Cardinal Martini gave his last interview to a fellow Jesuit, Fr. Georg Sporschill, at the beginning of August when he knew his death was near.
Martini criticized the way the church far too often addresses contemporary believers with negatives and prohibitions rather than words of encouragement.
Contemporary Catholics lack confidence in the church, he said in the recent interview, because: “Our culture has grown old. Our churches are big and empty. The church bureaucracy rises up, and our religious rites, and the vestments we wear, are pompous.”

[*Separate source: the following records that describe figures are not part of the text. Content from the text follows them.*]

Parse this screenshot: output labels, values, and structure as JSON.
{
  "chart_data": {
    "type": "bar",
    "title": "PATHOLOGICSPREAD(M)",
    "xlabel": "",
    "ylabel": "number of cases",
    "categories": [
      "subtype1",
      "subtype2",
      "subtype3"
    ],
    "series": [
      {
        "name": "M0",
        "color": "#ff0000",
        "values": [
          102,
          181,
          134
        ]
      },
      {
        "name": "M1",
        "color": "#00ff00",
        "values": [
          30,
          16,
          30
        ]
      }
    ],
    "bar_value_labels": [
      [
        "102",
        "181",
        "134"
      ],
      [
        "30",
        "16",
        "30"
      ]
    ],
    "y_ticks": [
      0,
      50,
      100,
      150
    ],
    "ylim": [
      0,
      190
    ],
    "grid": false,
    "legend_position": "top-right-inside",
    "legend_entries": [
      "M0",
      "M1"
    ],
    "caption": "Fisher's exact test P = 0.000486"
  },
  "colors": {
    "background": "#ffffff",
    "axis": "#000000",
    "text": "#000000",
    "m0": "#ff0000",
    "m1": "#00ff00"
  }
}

Speaking about divorced Catholics, Martini stressed that the church must adopt “a more generous attitude towards divorced persons.” The question, he said, was not whether divorced couples can receive communion, but how the church can help complex family situations.
“The child sex scandals oblige us to undertake a journey of transformation,” Cardinal Martini said. And he stressed “a radical transformation, beginning with the Pope and his bishops.”
A courageous and pastoral bishop indeed. Cardinal Martini was not afraid to speak his mind on issues considered taboo at the Vatican, like priestly celibacy, expanding the role of women in the church, homosexuality, or advocating the use of condoms to combat Aids. In 2008 he criticized the official church’s prohibition of birth control.
Cardinal Martini was well-known and well-liked by Italians. Many got to know him by his frequent contributions to the leading daily newspaper Corriere della Sera, in which for three years he wrote a popular column ‘‘Letters to Cardinal Martini,’’ in which he responded to questions submitted by readers.
His funeral will be on Monday in Milan’s cathedral.
“Where is the Life we have lost in living? Where is the wisdom we have lost in knowledge? Where is the knowledge we have lost in information?”